Pharmacists have warned they are suffering a shortage of suitable antibiotics, although this is disputed by the government.

Parents have told The National they are concerned their children may not receive treatment in time if they catch the invasive infection or that they may struggle to obtain the right medicine.

Earlier this week, Schools Minister Nick Gibb confirmed that the government is considering handing out antibiotics in schools affected by Strep A outbreaks.

Penicillin or another antibiotic such as amoxycillin could be administered to all children in a year group affected by a case of Strep A — a move contrary to the normal advice of doctors.

Group A strep bacteria can cause many different infections, from minor illnesses to deadly diseases.

Illnesses caused by Strep A include the skin infection impetigo, scarlet fever and strep throat.

While the vast majority of infections are relatively mild, sometimes the bacteria can cause a life-threatening illness called invasive Group A strep.

Group A strep bacteria can cause many different infections, ranging from minor illnesses to deadly diseases. Getty Images

The UKHSA has said there is no current evidence that a new strain is circulating and the rise in cases is most likely due to high amounts of circulating bacteria and increased social mixing.
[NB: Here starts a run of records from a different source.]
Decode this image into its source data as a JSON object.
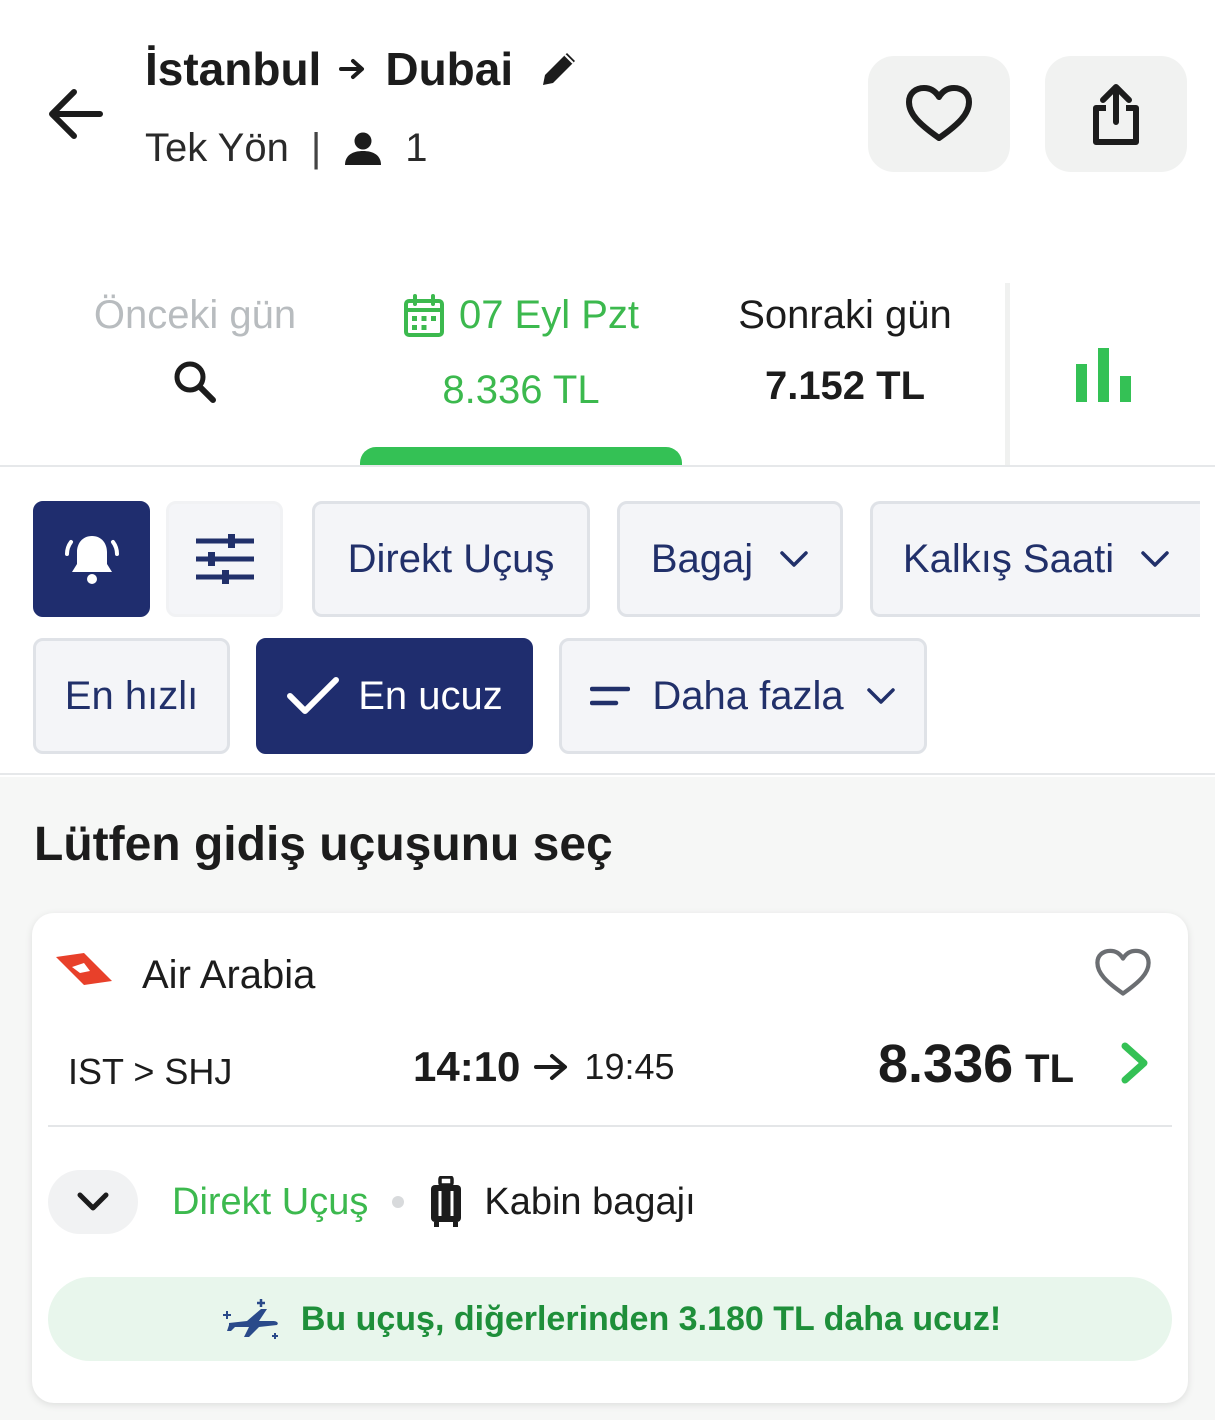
{
  "header": {
    "origin": "İstanbul",
    "destination": "Dubai",
    "trip_type": "Tek Yön",
    "separator": "|",
    "passengers": "1",
    "icons": {
      "back": "arrow-left-icon",
      "edit": "pencil-icon",
      "favorite": "heart-icon",
      "share": "share-icon",
      "passenger": "person-icon"
    }
  },
  "date_tabs": {
    "previous": {
      "label": "Önceki gün",
      "icon": "search-icon"
    },
    "current": {
      "label": "07 Eyl Pzt",
      "price": "8.336 TL",
      "icon": "calendar-icon"
    },
    "next": {
      "label": "Sonraki gün",
      "price": "7.152 TL"
    },
    "chart_icon": "bar-chart-icon"
  },
  "filters": {
    "alert_icon": "bell-icon",
    "settings_icon": "sliders-icon",
    "direct": "Direkt Uçuş",
    "baggage": "Bagaj",
    "departure_time": "Kalkış Saati",
    "fastest": "En hızlı",
    "cheapest": "En ucuz",
    "more": "Daha fazla"
  },
  "results": {
    "title": "Lütfen gidiş uçuşunu seç",
    "flights": [
      {
        "airline": "Air Arabia",
        "route": "IST > SHJ",
        "departure": "14:10",
        "arrival": "19:45",
        "price": "8.336",
        "currency": "TL",
        "stops_label": "Direkt Uçuş",
        "baggage_label": "Kabin bagajı",
        "promo": "Bu uçuş, diğerlerinden 3.180 TL daha ucuz!"
      }
    ]
  },
  "colors": {
    "accent_green": "#34c155",
    "navy": "#1f2d6e",
    "logo_red": "#e8402a"
  }
}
It comes as pharmacists continue to take to Twitter to complain of antibiotics shortages, including the liquid version of penicillin, which is often given to children.

Health Secretary Steve Barclay insisted on Wednesday that checks within the Department of Health have not revealed an issue with supply of the medicines.

However, the National Pharmacy Association has pointed to “blips” in the supply chain of liquid penicillin, while the Association of Independent Multiple Pharmacies said pharmacists across the country were struggling to source all they need.

Since September, the UKHSA said there have been 652 reports of invasive strep disease, higher than at the same points over the past five years.

So far this season, there have been 85 cases in children aged one to four, compared to 194 cases in that age group across the whole of the last high season in 2017-2018.

There have also been 60 cases in children aged five to nine.

Since September, 60 deaths have been reported across all age groups in England.

Colin Brown, deputy director of the UKHSA, said: “Scarlet fever and ‘strep throat’ are common childhood illnesses that can be treated easily with antibiotics.

“Please visit, contact 111 online or your GP surgery if your child has symptoms of this infection so they can be assessed for treatment.

“Very rarely, the bacteria can get into the bloodstream and cause more serious illness called invasive Group A strep.”

He acknowledged parents' concerns, but stressed that the current high level of cases was very uncommon.

“There a lot of winter bugs circulating that can make your child feel unwell, that mostly aren’t cause for alarm,” Dr Brown continued.

“However, make sure you talk to a health professional if your child is getting worse after a bout of scarlet fever, a sore throat or respiratory infection — look out for signs such as a fever that won’t go down, dehydration, extreme tiredness and difficulty breathing.”